時計好きなら誰もが知る永久カレンダー。しかし〈ブランパン〉が挑んだのは、そのさらに先──中国の太陰太陽暦を機械式時計として成立させること。太陽暦と月の周期、閏月、十二支、五行、陰陽。2012年に〈ブランパン〉は世界で初めて、この中国暦にグレゴリオ暦とムーンフェイズを融合させるという前代未聞の時計を完成させた。
今回の午年モデルでまず目を奪われるのが、サーモンローズのグラン・フー・エナメルダイヤル。

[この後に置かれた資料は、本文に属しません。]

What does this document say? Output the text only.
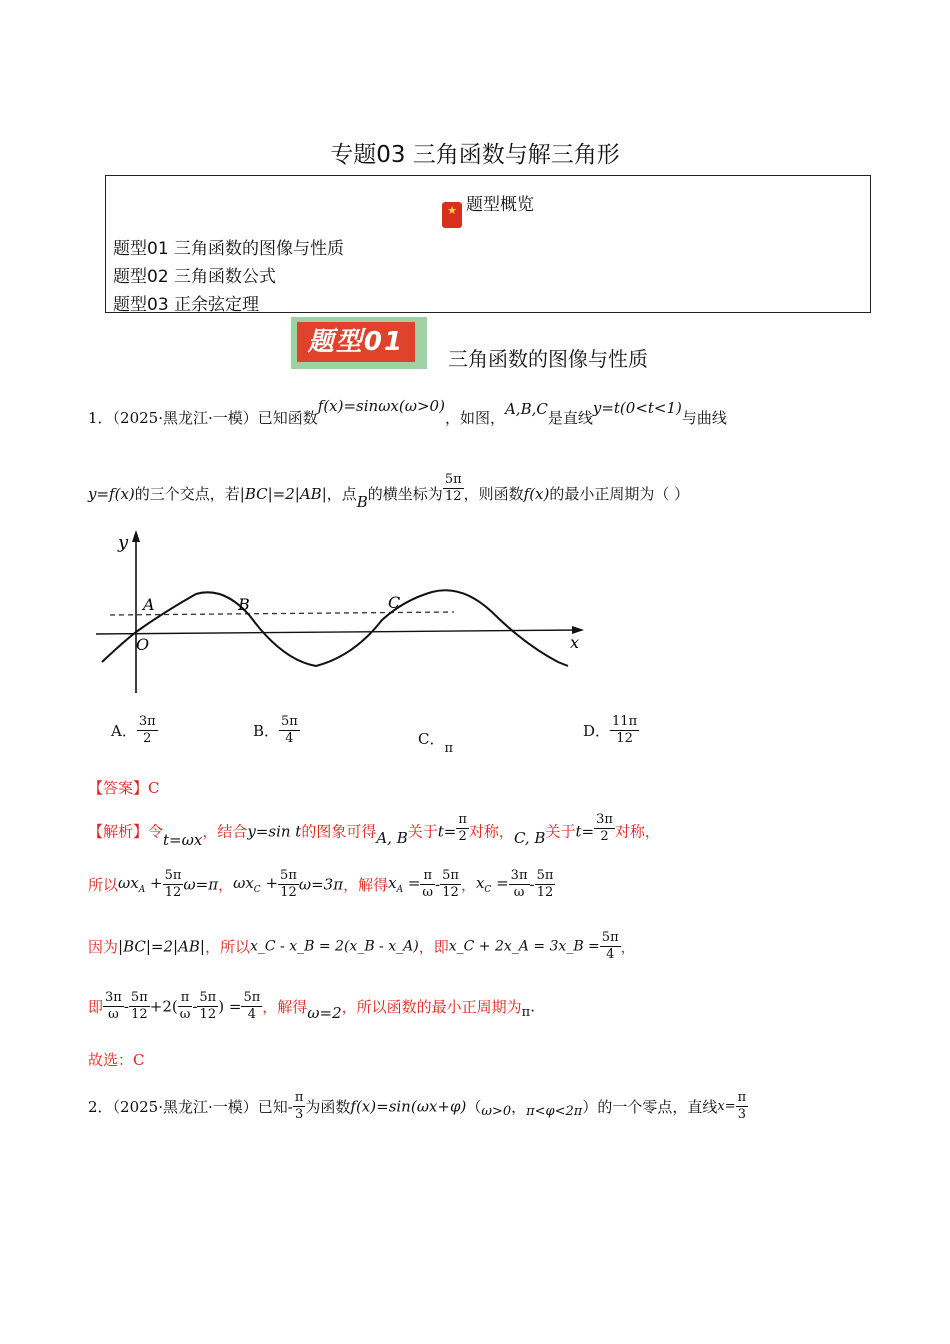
专题03 三角函数与解三角形
★ 题型概览
题型01 三角函数的图像与性质
题型02 三角函数公式
题型03 正余弦定理
题型01
三角函数的图像与性质
1．（2025·黑龙江·一模）已知函数f(x)=sinωx(ω>0)，如图，A,B,C是直线y=t(0<t<1)与曲线
y=f(x)的三个交点，若|BC|=2|AB|，点B的横坐标为 $\frac{5\pi}{12}$ ，则函数f(x)的最小正周期为（ ）
y
x
O
A	B	C
A． $\frac{3\pi}{2}$	B． $\frac{5\pi}{4}$	C．π
D． $\frac{11\pi}{12}$
【答案】C
【解析】令t=ωx，结合y=sin t的图象可得A, B关于$t= \frac{\pi}{2}$ 对称，C, B关于$t= \frac{3\pi}{2}$ 对称，
所以$\omega x_A + \frac{5\pi}{12} \omega=\pi$，$\omega x_C + \frac{5\pi}{12} \omega=3\pi$，解得$x_A = \frac{\pi}{\omega} - \frac{5\pi}{12}$ ，$x_C = \frac{3\pi}{\omega} - \frac{5\pi}{12}$
因为|BC|=2|AB|，所以x_C - x_B = 2(x_B - x_A)，即x_C + 2x_A = 3x_B = $\frac{5\pi}{4}$ ，
即 $\frac{3\pi}{\omega} - \frac{5\pi}{12} +2( \frac{\pi}{\omega} - \frac{5\pi}{12}$ ) = $\frac{5\pi}{4}$ ，解得ω=2，所以函数的最小正周期为π.
故选：C
2．（2025·黑龙江·一模）已知- $\frac{\pi}{3}$ 为函数f(x)=sin(ωx+φ)（ω>0，π<φ<2π）的一个零点，直线$x= \frac{\pi}{3}$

艶やかでありながら主張しすぎないこの色味は、年齢を重ねたブロンズ肌の手元にこそよく似合う。サブダイヤルはいずれも中国の時間(120分単位)を表示するもので、3時位置は五行と陰陽の60年周期、9時位置は中国の暦における日・月・閏月、12時位置は十二支の12年周期。12時位置には、十二支の表示窓も備える。そして6時位置で存在感を示しているのがムーンフェイズだ。ダイヤルの縁にはグレゴリオ暦の日付表示があり、それをクラシックなサーペント針が指し示してくれる。
ケース素材はプラチナを採用。45.2㎜という堂々たるサイズ感も、ヴィルレらしい丸みのあるフォルムと相まって、実に品がいい。派手なラグスポとは真逆。
「あえてこれを選ぶ」という意思が、そのままセンスになる一本だろう。
心臓部となるキャリバー3638は、464個の部品で構成。香箱を3つ搭載することで7日間のロングパワーリザーブを確保している。複雑さはミニッツリピーター級でありながら、表示は驚くほど整然としている。“わかる人が見れば一瞬で凄みが伝わる”。これも大人にふさわしい価値観だ
サファイアケースバック越しに現れるのは、22Kゴールド製ローターに手彫りで描かれた“馬”。飛翔するツバメの上を疾走するその姿は、中国神話に登場する天馬を思わせ、午年に結びつく力、スピード、持久力を象徴している。自分だけが知っている裏側の美しさ。これもまた、大人の時計選びには欠かせない要素だろう。
世界限定50本。ケース径45.20㎜、自動巻き、プラチナケース、アリゲーターストラップ、3気圧防水。1344万2000円(ブランパン/ブランパン ブティック 銀座)
この時計を最もエレガントに楽しむなら、ネイビーやチャコールグレーのクラシックスーツに合わせたい。カジュアルならベージュのハーフコートに、オフホワイトのニット、ボトムは白パンを合わせた綺麗めコーデがおすすめ。ニットの袖口からちらり覗いた瞬間に伝わるのは、「ただ者ではない」という空気。圧倒的な説得力を、この時計は秘めている。